Shares of Fannie and Freddie rose dramatically on Wednesday after five straight days of losses. But while shares of each company climbed by a whopping 31%, the rescue plan still appeared to have some political distance to go as of Wednesday.

"It's looking slower today than it did yesterday," said David John, an expert on financial institutions at the Heritage Foundation.

The plan got support from House Financial Services Committee Chairman Barney Frank, D-Mass., on Wednesday but Republicans in both the House and Senate have voiced skepticism about the plan, which would extend an unlimited line of credit for both companies for 18 months and give the Treasury the authority for 18 months to buy stock in both companies.

House and Senate lawmakers are aiming to pass a bill including the plan by the end of next week. That's not a moment too soon, says John.

"Some indication needs to be made and made quickly that Fannie and Freddie will not be allowed to fail," John said in an interview on Wednesday.

Concern about what one Republican senator called a "blank check" is one obstacle to congressional blessing of the plan to help the struggling companies.
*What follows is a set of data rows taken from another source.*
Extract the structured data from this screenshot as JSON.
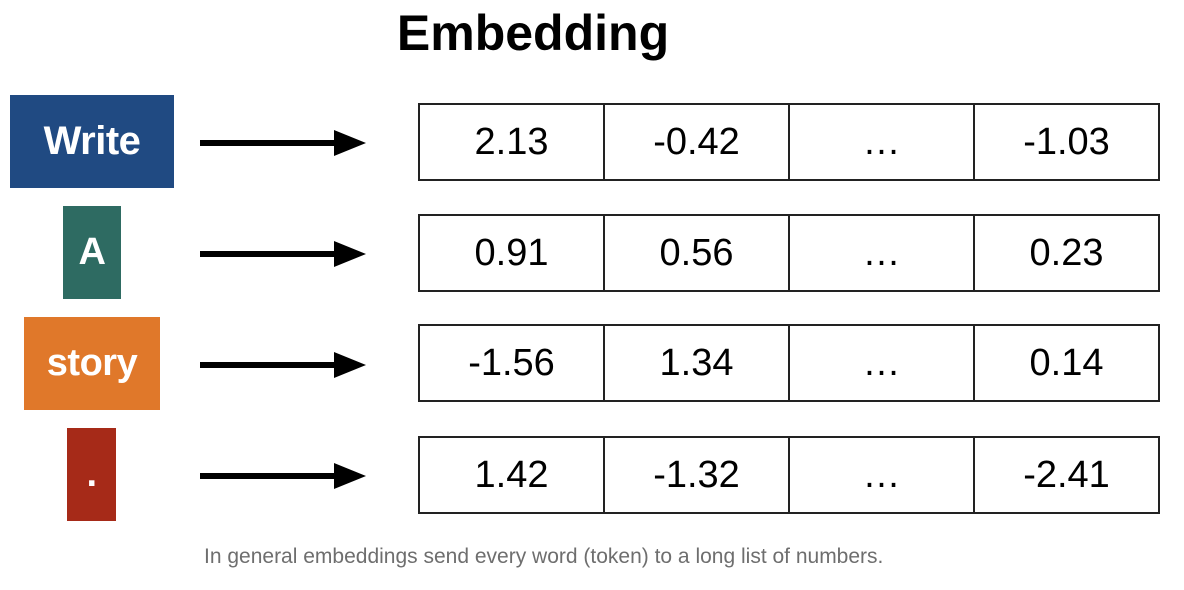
{
  "title": "Embedding",
  "rows": [
    {
      "token": "Write",
      "color": "#204a82",
      "values": [
        "2.13",
        "-0.42",
        "…",
        "-1.03"
      ]
    },
    {
      "token": "A",
      "color": "#2e6b62",
      "values": [
        "0.91",
        "0.56",
        "…",
        "0.23"
      ]
    },
    {
      "token": "story",
      "color": "#e0782a",
      "values": [
        "-1.56",
        "1.34",
        "…",
        "0.14"
      ]
    },
    {
      "token": ".",
      "color": "#a62a18",
      "values": [
        "1.42",
        "-1.32",
        "…",
        "-2.41"
      ]
    }
  ],
  "caption": "In general embeddings send every word (token) to a long list of numbers."
}
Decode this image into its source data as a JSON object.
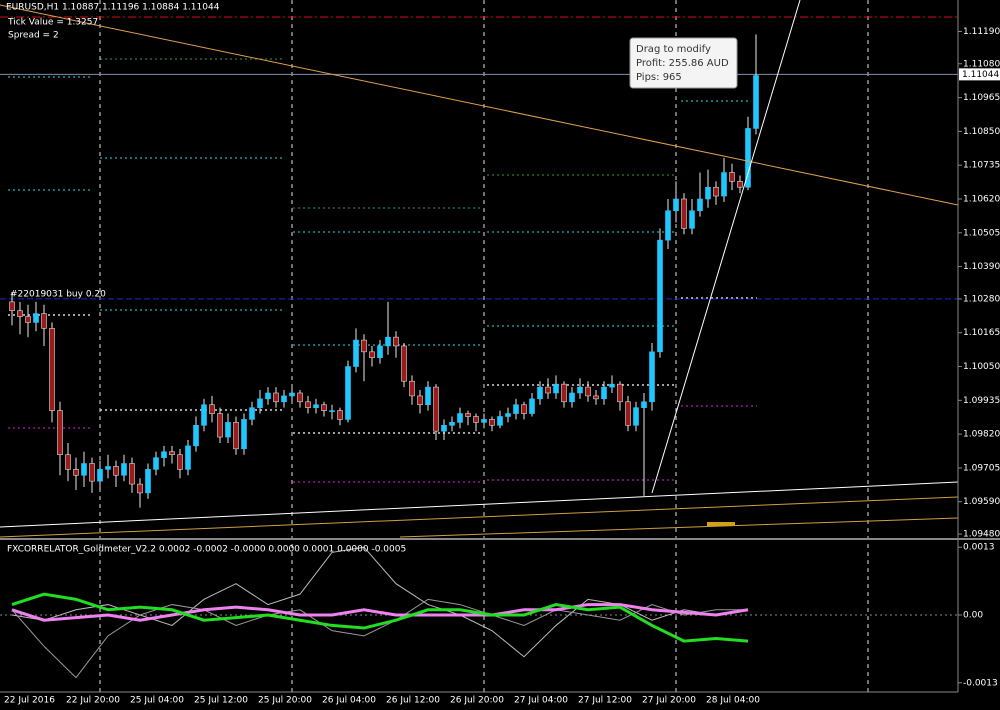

The other is the means by which to approve it.

Democrats are aiming to attach the measure to a housing bill that includes a $300 billion program to head off foreclosures, as well as long-debated regulatory reforms for Fannie and Freddie But Republicans are throwing cold water on that idea. House Minority Leader John Boehner, R-Ohio, has called for hearings about the aid plan and said it shouldn't be linked to the foreclosure program.
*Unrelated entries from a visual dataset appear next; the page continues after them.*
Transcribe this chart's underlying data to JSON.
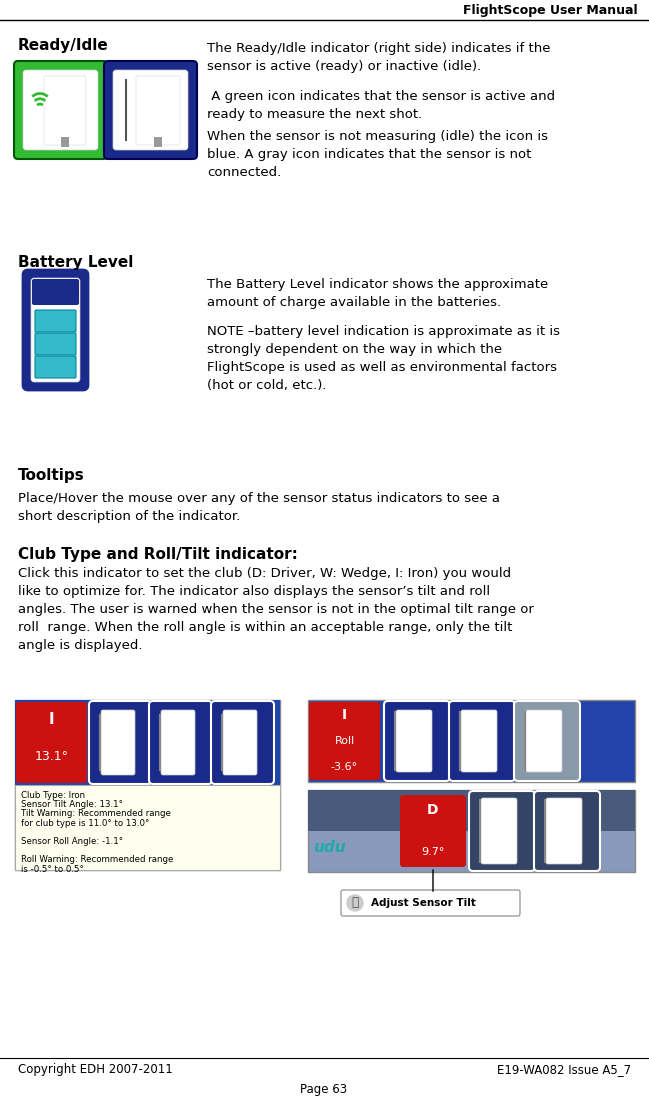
{
  "header_title": "FlightScope User Manual",
  "footer_copyright": "Copyright EDH 2007-2011",
  "footer_issue": "E19-WA082 Issue A5_7",
  "footer_page": "Page 63",
  "ready_idle_title": "Ready/Idle",
  "ready_idle_text1": "The Ready/Idle indicator (right side) indicates if the\nsensor is active (ready) or inactive (idle).",
  "ready_idle_text2": " A green icon indicates that the sensor is active and\nready to measure the next shot.",
  "ready_idle_text3": "When the sensor is not measuring (idle) the icon is\nblue. A gray icon indicates that the sensor is not\nconnected.",
  "battery_title": "Battery Level",
  "battery_text1": "The Battery Level indicator shows the approximate\namount of charge available in the batteries.",
  "battery_text2": "NOTE –battery level indication is approximate as it is\nstrongly dependent on the way in which the\nFlightScope is used as well as environmental factors\n(hot or cold, etc.).",
  "tooltips_title": "Tooltips",
  "tooltips_text": "Place/Hover the mouse over any of the sensor status indicators to see a\nshort description of the indicator.",
  "club_title": "Club Type and Roll/Tilt indicator:",
  "club_text": "Click this indicator to set the club (D: Driver, W: Wedge, I: Iron) you would\nlike to optimize for. The indicator also displays the sensor’s tilt and roll\nangles. The user is warned when the sensor is not in the optimal tilt range or\nroll  range. When the roll angle is within an acceptable range, only the tilt\nangle is displayed.",
  "bg_color": "#ffffff",
  "text_color": "#000000",
  "green_icon_bg": "#33bb33",
  "blue_icon_bg": "#1a2a8a",
  "battery_border_color": "#1a2a8a",
  "battery_fill_color": "#33bbcc",
  "battery_bg": "#1a2a8a",
  "red_icon_bg": "#cc1111",
  "tilt_icon_bg": "#cc1111",
  "icon_strip_bg": "#2244aa",
  "tooltip_bg": "#fffff0",
  "tooltip_border": "#aaaaaa",
  "bottom_img_bg": "#8899bb",
  "bottom_img2_bg": "#8899bb"
}
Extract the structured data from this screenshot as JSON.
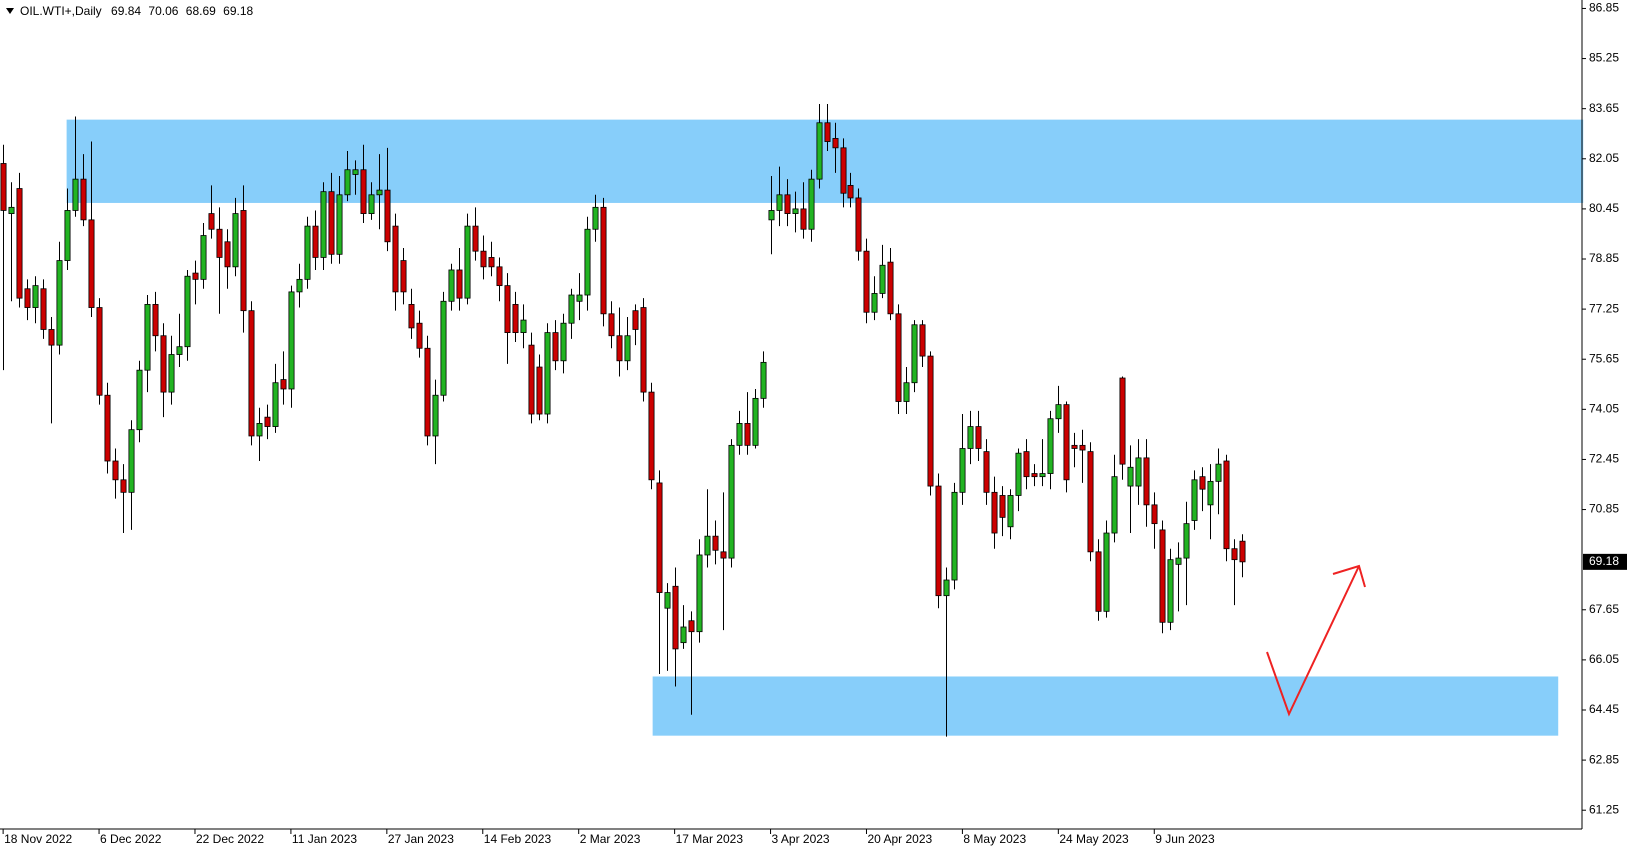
{
  "chart_data": {
    "type": "candlestick",
    "title": "OIL.WTI+,Daily",
    "categories": [
      "18 Nov 2022",
      null,
      null,
      null,
      null,
      null,
      null,
      null,
      null,
      null,
      null,
      null,
      "6 Dec 2022",
      null,
      null,
      null,
      null,
      null,
      null,
      null,
      null,
      null,
      null,
      null,
      "22 Dec 2022",
      null,
      null,
      null,
      null,
      null,
      null,
      null,
      null,
      null,
      null,
      null,
      "11 Jan 2023",
      null,
      null,
      null,
      null,
      null,
      null,
      null,
      null,
      null,
      null,
      null,
      "27 Jan 2023",
      null,
      null,
      null,
      null,
      null,
      null,
      null,
      null,
      null,
      null,
      null,
      "14 Feb 2023",
      null,
      null,
      null,
      null,
      null,
      null,
      null,
      null,
      null,
      null,
      null,
      "2 Mar 2023",
      null,
      null,
      null,
      null,
      null,
      null,
      null,
      null,
      null,
      null,
      null,
      "17 Mar 2023",
      null,
      null,
      null,
      null,
      null,
      null,
      null,
      null,
      null,
      null,
      null,
      "3 Apr 2023",
      null,
      null,
      null,
      null,
      null,
      null,
      null,
      null,
      null,
      null,
      null,
      "20 Apr 2023",
      null,
      null,
      null,
      null,
      null,
      null,
      null,
      null,
      null,
      null,
      null,
      "8 May 2023",
      null,
      null,
      null,
      null,
      null,
      null,
      null,
      null,
      null,
      null,
      null,
      "24 May 2023",
      null,
      null,
      null,
      null,
      null,
      null,
      null,
      null,
      null,
      null,
      null,
      "9 Jun 2023",
      null,
      null,
      null,
      null,
      null,
      null,
      null,
      null,
      null,
      null,
      null
    ],
    "open": [
      81.9,
      80.3,
      81.1,
      77.9,
      77.3,
      77.9,
      76.6,
      76.1,
      78.8,
      80.4,
      81.4,
      80.1,
      77.3,
      74.5,
      72.4,
      71.8,
      71.4,
      73.4,
      75.3,
      77.4,
      76.4,
      74.6,
      75.8,
      76.05,
      78.4,
      78.2,
      80.3,
      79.8,
      79.4,
      78.6,
      80.4,
      77.2,
      73.2,
      73.8,
      73.5,
      75.0,
      74.7,
      77.8,
      78.2,
      79.9,
      78.9,
      81.0,
      79.0,
      80.9,
      81.55,
      81.7,
      80.3,
      80.9,
      81.05,
      79.9,
      78.8,
      77.4,
      76.8,
      76.0,
      73.2,
      74.5,
      77.5,
      78.5,
      77.6,
      79.9,
      79.1,
      78.9,
      78.6,
      78.0,
      77.4,
      76.5,
      76.1,
      75.4,
      73.9,
      76.5,
      75.6,
      76.8,
      77.5,
      77.7,
      79.8,
      80.5,
      77.1,
      76.4,
      75.6,
      77.2,
      77.3,
      74.6,
      71.7,
      67.7,
      68.4,
      66.6,
      67.3,
      66.95,
      69.4,
      70.0,
      69.5,
      69.3,
      72.9,
      73.6,
      72.9,
      74.4,
      80.1,
      80.4,
      80.9,
      80.3,
      80.45,
      79.8,
      81.4,
      83.2,
      82.7,
      82.4,
      81.2,
      80.8,
      79.1,
      77.15,
      77.75,
      78.75,
      77.1,
      74.3,
      74.9,
      76.75,
      75.75,
      71.6,
      68.1,
      68.6,
      71.4,
      72.8,
      73.5,
      72.7,
      71.4,
      71.3,
      70.3,
      71.3,
      72.7,
      72.0,
      71.9,
      72.0,
      73.75,
      74.2,
      72.9,
      72.9,
      72.7,
      69.5,
      67.6,
      70.1,
      75.05,
      71.6,
      71.6,
      72.5,
      71.0,
      70.2,
      67.25,
      69.1,
      69.3,
      70.5,
      71.9,
      71.0,
      71.75,
      72.4,
      69.6,
      69.84
    ],
    "high": [
      82.5,
      81.3,
      81.6,
      78.2,
      78.3,
      78.2,
      77.0,
      79.4,
      81.1,
      83.4,
      82.2,
      82.6,
      77.6,
      74.9,
      72.8,
      72.3,
      73.7,
      75.6,
      77.7,
      77.8,
      76.8,
      76.4,
      77.1,
      78.5,
      78.8,
      80.0,
      81.2,
      80.5,
      79.8,
      80.8,
      81.2,
      77.5,
      74.1,
      74.2,
      75.5,
      75.9,
      78.0,
      78.7,
      80.2,
      80.4,
      81.3,
      81.6,
      81.5,
      82.3,
      82.0,
      82.5,
      81.3,
      82.2,
      82.4,
      80.3,
      79.2,
      77.9,
      77.2,
      76.4,
      75.0,
      77.8,
      78.7,
      79.2,
      80.3,
      80.5,
      79.6,
      79.4,
      78.9,
      78.4,
      77.8,
      77.4,
      76.5,
      75.8,
      76.8,
      76.9,
      77.1,
      77.9,
      78.4,
      80.2,
      80.9,
      80.8,
      77.5,
      77.3,
      77.0,
      77.4,
      77.6,
      74.9,
      72.1,
      68.5,
      69.0,
      67.8,
      67.6,
      69.9,
      71.5,
      70.5,
      71.4,
      73.1,
      74.0,
      74.6,
      74.7,
      75.9,
      81.5,
      81.8,
      81.4,
      81.0,
      81.3,
      81.7,
      83.8,
      83.8,
      83.2,
      82.7,
      81.6,
      81.1,
      79.5,
      78.3,
      79.3,
      79.2,
      77.4,
      75.4,
      76.9,
      76.9,
      75.9,
      72.0,
      69.0,
      71.7,
      73.9,
      74.0,
      74.0,
      73.1,
      71.9,
      71.6,
      71.5,
      72.8,
      73.1,
      72.3,
      73.1,
      74.0,
      74.8,
      74.3,
      73.3,
      73.4,
      73.0,
      69.9,
      70.5,
      72.6,
      75.1,
      72.9,
      73.1,
      73.1,
      71.4,
      70.5,
      69.6,
      69.8,
      71.1,
      72.1,
      72.2,
      72.3,
      72.8,
      72.6,
      69.9,
      70.06
    ],
    "low": [
      75.3,
      77.5,
      77.3,
      76.9,
      76.8,
      76.3,
      73.6,
      75.8,
      78.5,
      80.2,
      79.9,
      77.0,
      74.2,
      72.0,
      71.2,
      70.1,
      70.2,
      73.0,
      74.6,
      75.9,
      73.8,
      74.2,
      75.4,
      75.6,
      77.4,
      77.9,
      79.5,
      77.1,
      77.9,
      78.3,
      76.5,
      72.9,
      72.4,
      73.1,
      73.3,
      74.2,
      74.1,
      77.3,
      77.9,
      78.5,
      78.5,
      78.7,
      78.7,
      80.7,
      80.9,
      80.0,
      80.1,
      79.8,
      79.1,
      77.2,
      77.4,
      76.3,
      75.7,
      72.9,
      72.3,
      74.3,
      77.2,
      77.2,
      77.4,
      78.8,
      78.2,
      78.3,
      77.5,
      75.5,
      76.2,
      76.0,
      73.6,
      73.7,
      73.6,
      75.3,
      75.2,
      76.3,
      76.9,
      77.2,
      79.4,
      76.7,
      76.0,
      75.1,
      75.3,
      76.1,
      74.3,
      71.5,
      65.6,
      65.7,
      65.2,
      66.4,
      64.3,
      66.6,
      69.0,
      69.1,
      67.0,
      69.0,
      72.6,
      72.6,
      72.8,
      74.1,
      79.0,
      79.9,
      79.9,
      79.7,
      79.5,
      79.4,
      81.1,
      82.3,
      81.6,
      80.5,
      80.5,
      78.8,
      76.8,
      76.9,
      77.6,
      76.9,
      73.9,
      73.9,
      74.6,
      75.4,
      71.3,
      67.7,
      63.6,
      68.3,
      71.0,
      72.3,
      72.4,
      71.0,
      69.6,
      70.0,
      69.9,
      70.8,
      71.5,
      71.6,
      71.6,
      71.5,
      73.3,
      71.4,
      72.2,
      71.7,
      69.2,
      67.3,
      67.4,
      69.8,
      71.8,
      70.1,
      71.0,
      70.3,
      69.6,
      66.9,
      67.0,
      67.6,
      67.8,
      70.2,
      70.8,
      69.9,
      70.7,
      69.2,
      67.8,
      68.69
    ],
    "close": [
      80.4,
      80.5,
      77.6,
      77.3,
      78.0,
      76.6,
      76.1,
      78.8,
      80.4,
      81.4,
      80.1,
      77.3,
      74.5,
      72.4,
      71.8,
      71.4,
      73.4,
      75.3,
      77.4,
      76.4,
      74.6,
      75.8,
      76.05,
      78.3,
      78.2,
      79.6,
      79.8,
      78.9,
      78.6,
      80.3,
      77.2,
      73.2,
      73.6,
      73.5,
      74.9,
      74.7,
      77.8,
      78.2,
      79.9,
      78.9,
      81.0,
      79.0,
      80.9,
      81.7,
      81.7,
      80.3,
      80.9,
      81.05,
      79.4,
      77.8,
      77.8,
      76.65,
      76.0,
      73.2,
      74.5,
      77.5,
      78.5,
      77.6,
      79.9,
      79.1,
      78.6,
      78.6,
      78.0,
      76.5,
      76.5,
      76.9,
      73.9,
      73.9,
      76.5,
      75.6,
      76.8,
      77.7,
      77.7,
      79.8,
      80.5,
      77.1,
      76.4,
      75.6,
      76.4,
      76.6,
      74.6,
      71.8,
      68.2,
      68.2,
      66.4,
      67.1,
      66.95,
      69.4,
      70.0,
      69.55,
      69.3,
      72.9,
      73.6,
      72.9,
      74.4,
      75.55,
      80.4,
      80.9,
      80.3,
      80.45,
      79.8,
      81.4,
      83.2,
      82.6,
      82.4,
      80.95,
      80.8,
      79.1,
      77.15,
      77.75,
      78.65,
      77.1,
      74.3,
      74.9,
      76.75,
      75.75,
      71.6,
      68.1,
      68.6,
      71.4,
      72.8,
      73.5,
      72.8,
      71.4,
      70.1,
      70.6,
      71.3,
      72.65,
      71.9,
      71.9,
      72.0,
      73.75,
      74.2,
      71.8,
      72.8,
      72.75,
      69.5,
      67.6,
      70.1,
      71.9,
      72.3,
      72.2,
      72.5,
      71.0,
      70.4,
      67.25,
      69.25,
      69.3,
      70.4,
      71.8,
      71.5,
      71.75,
      72.3,
      69.6,
      69.25,
      69.18
    ],
    "up_color": "#22b422",
    "down_color": "#cc0000",
    "ylim": [
      60.65,
      87.12
    ],
    "yticks": [
      86.85,
      85.25,
      83.65,
      82.05,
      80.45,
      78.85,
      77.25,
      75.65,
      74.05,
      72.45,
      70.85,
      67.65,
      66.05,
      64.45,
      62.85,
      61.25
    ],
    "zones": [
      {
        "range": [
          80.64,
          83.3
        ],
        "color": "#87cefa"
      },
      {
        "range": [
          63.63,
          65.52
        ],
        "color": "#87cefa"
      }
    ]
  }
}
To be sure, Congress isn't known for its lightning-fast movements. But at the same time, analysts say, it'd behoove lawmakers to get their acts together to help the companies and help shore up confidence in the mortgage market.

"I think it will go through. I think there's a sense of urgency about this," said Peter Morici, a business professor at the University of Maryland. "Because it has to go," he said, citing the $5.2 trillion of home mortgages owned or guaranteed by both companies.

Not everyone is optimistic about passage, though.

"I think it's going to get slowed down," said Bob Moulton, president of the Americana Mortgage Group. "I think it's going to cost taxpayers a fortune," said Moulton, echoing concerns raised by some senators on Tuesday.